If we take the pivot table that we showed in the last post again, a table of product sub-categories over calendar years for a particular region, Figure 1, which just happens to match up to the example above, we can demonstrate how

Figure 1

If we go to the PivotTable Tools context ribbon, and on the Options tab, Tools group there is an OLAP Tools dropdown. The final item on this dropdown is ‘Convert to Formulas’, Figure 2, which will change the pivot table to a table of cube formulae.

Figure 2

When you select this option, you will get the dialog shown in Figure 3 which allows you to keep any report filters or convert them.

Figure 3

In this example, I retained the report filters, and the result was a table as shown in Figure 4.

Figure 4

If we examine this table, we can see the cube formulae that generate the table, Figure 5 highlighted shows a particular cube member, and the MDX that is required. This could be the end result, we might just use the table as presented, or it can be used as a learning tool, to familiarise with the cube and the MDX syntax.

Figure 5

Whilst this is a very handy trick for getting to understand the MDX required for generating the cube formulae, it is on an individual cell basis. The pivot table itself does not pull all of this data back on a cell by cell basis, it issues a far more complex MDX set query that pulls back all of the data specified in your pivot table. To see this code would be very useful in gaining better MDX understanding, so how can we do this?

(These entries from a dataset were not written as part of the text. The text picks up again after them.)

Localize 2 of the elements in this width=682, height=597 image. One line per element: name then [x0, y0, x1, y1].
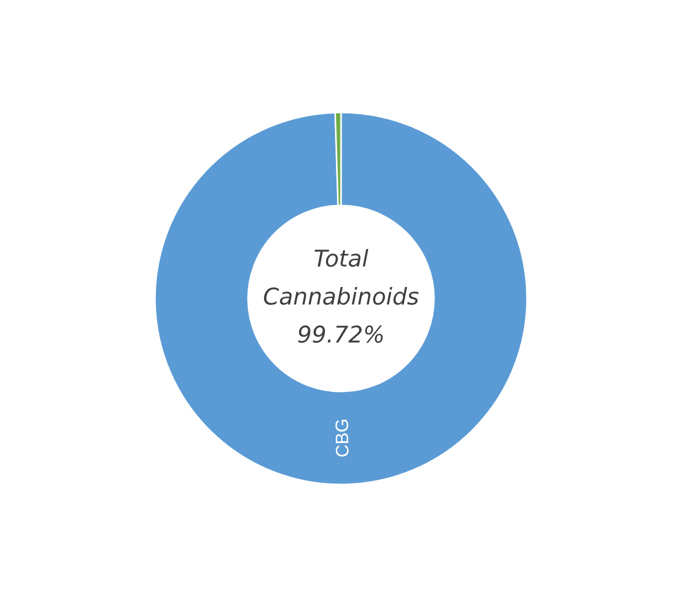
text: Total Cannabinoids 99.72%: [262, 246, 420, 348]
slice-label: CBG: [332, 418, 352, 458]
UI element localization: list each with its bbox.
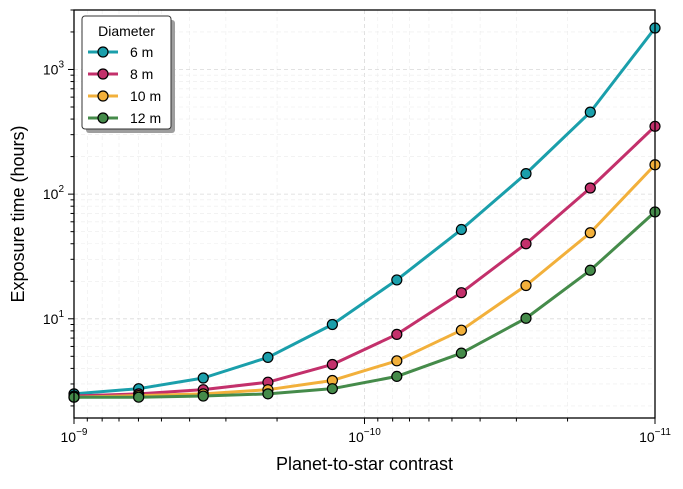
data-point [262,388,274,400]
data-point [584,227,596,239]
y-axis-label: Exposure time (hours) [8,125,28,302]
series-line [72,163,657,399]
legend-label: 8 m [130,66,153,82]
legend-items: 6 m 8 m 10 m 12 m [88,44,161,126]
legend-marker [97,46,109,58]
legend-marker [97,112,109,124]
data-point [197,390,209,402]
legend-label: 6 m [130,44,153,60]
data-point [584,106,596,118]
data-point [520,312,532,324]
data-point [584,264,596,276]
data-point [391,355,403,367]
data-point [326,358,338,371]
legend-marker [97,90,109,102]
series-layer [68,22,661,403]
legend-marker [97,68,109,80]
legend-title: Diameter [98,23,155,39]
y-tick-label: 103 [43,59,65,77]
series-group [68,120,661,402]
data-point [326,383,338,395]
tick-layer: 10−9 10−10 10−11 101 102 103 [43,9,671,445]
data-point [391,328,403,340]
data-point [133,391,145,403]
series-line [72,124,657,398]
data-point [455,347,467,359]
data-point [391,370,403,383]
data-point [455,287,467,299]
legend-label: 12 m [130,110,161,126]
x-tick-label: 10−9 [61,427,88,445]
data-point [391,274,403,286]
x-tick-label: 10−10 [348,427,381,445]
series-line [72,26,657,396]
x-tick-label: 10−11 [639,427,671,445]
legend-label: 10 m [130,88,161,104]
data-point [326,318,338,331]
data-point [584,182,596,194]
data-point [197,372,209,384]
data-point [262,351,274,364]
x-axis-label: Planet-to-star contrast [276,454,453,474]
data-point [455,223,467,236]
data-point [520,279,532,292]
y-tick-label: 101 [43,309,65,327]
series-line [72,210,657,399]
data-point [455,324,467,336]
data-point [520,238,532,250]
series-group [68,206,661,403]
data-point [520,168,532,180]
y-tick-label: 102 [43,184,65,202]
legend[interactable]: Diameter 6 m 8 m 10 m 12 m [81,15,175,133]
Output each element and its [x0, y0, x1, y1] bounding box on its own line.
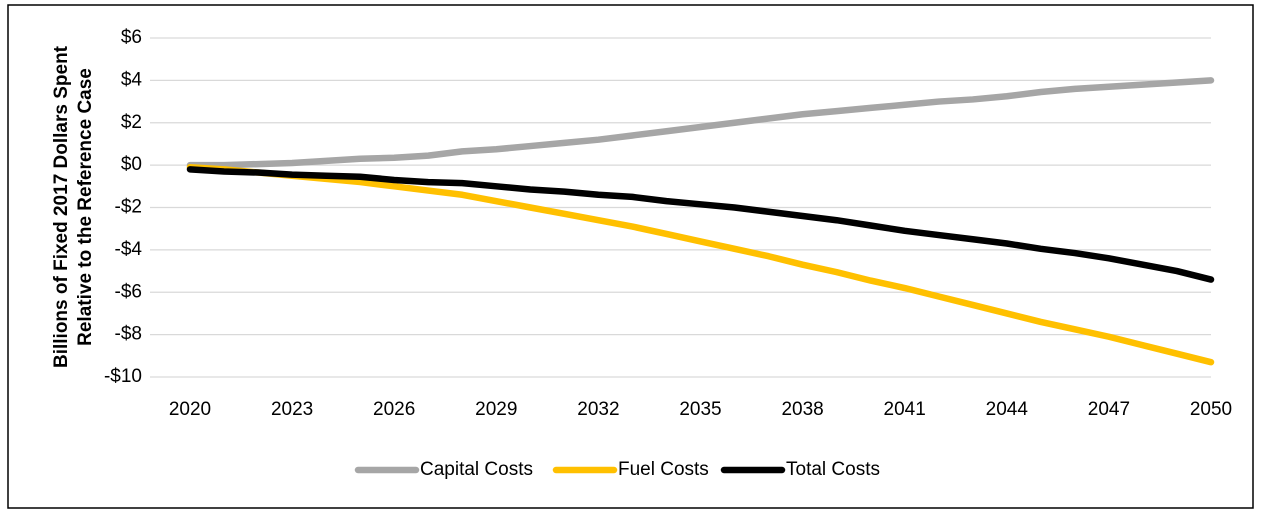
chart-frame	[7, 4, 1254, 509]
y-tick-label: -$2	[115, 197, 142, 218]
y-tick-label: $6	[121, 27, 142, 48]
data-line	[186, 166, 1215, 283]
legend-label: Capital Costs	[420, 459, 533, 480]
y-tick-label: $4	[121, 69, 143, 90]
y-tick-label: -$6	[115, 281, 142, 302]
y-tick-label: $2	[121, 112, 142, 133]
y-axis-label-line: Relative to the Reference Case	[75, 68, 96, 346]
x-tick-label: 2041	[884, 399, 926, 420]
x-tick-label: 2047	[1088, 399, 1130, 420]
x-tick-label: 2029	[475, 399, 517, 420]
data-line	[186, 77, 1215, 169]
x-tick-label: 2038	[781, 399, 823, 420]
x-tick-label: 2050	[1190, 399, 1232, 420]
x-tick-label: 2020	[169, 399, 211, 420]
x-tick-label: 2035	[679, 399, 721, 420]
y-tick-label: -$8	[115, 324, 142, 345]
legend-label: Total Costs	[786, 459, 880, 480]
y-axis-label-line: Billions of Fixed 2017 Dollars Spent	[51, 45, 72, 368]
y-tick-label: $0	[121, 154, 142, 175]
x-tick-label: 2023	[271, 399, 313, 420]
data-line	[186, 163, 1215, 366]
y-tick-label: -$4	[115, 239, 143, 260]
x-tick-label: 2044	[986, 399, 1029, 420]
y-axis-label: Billions of Fixed 2017 Dollars Spent Rel…	[51, 45, 96, 368]
y-tick-label: -$10	[104, 366, 142, 387]
x-tick-label: 2026	[373, 399, 415, 420]
legend-label: Fuel Costs	[618, 459, 709, 480]
x-tick-label: 2032	[577, 399, 619, 420]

There is nothing built into Excel to provide this, but there is a free addin at CodePlex called OLAP PivotTable Extensions which adds a pivot table context menu item. One of the extensions is to show the MDX code. If you right click within the pivot table, you should see the new context menu item, as in Figure 6.

Figure 6

This displays the following dialog, Figure 7, where you can see the MDX code on the MDX tab.

Figure 7

As you can see at first sight, this is quite scary, but most of it is a list of cells being returned, such as [Product].[Product Categories].[Product].[List Price]. Cut and paste it to a text editor and you should be able to format it and make it more readable, helping to understand what it is doing.

One thing to note in this query, as in most pivot table queries off a cube, is that is uses the NON EMPTY clause in the selects. What this effectively does is to outsort any of the member combinations along a particular axis that have nothing but empty cells. At first sight this seems like a good idea, don’t clog up the query with a whole bunch of rows where there is no data. But there is a potential downside to this. What if you want to see some of those empty rows? As in the case where some of your sales team might have targets and some don’t (for instance, customer salesmen as against store salesmen). In this case, you would want to see their empty rows because you would want to know that they are not hitting those targets, but you would not want to see the empty rows for the store sales staff. In an MDX query in SMS you would use the Exists function instead of NON EMPTY, I have yet to find out how to do the same in a pivot table.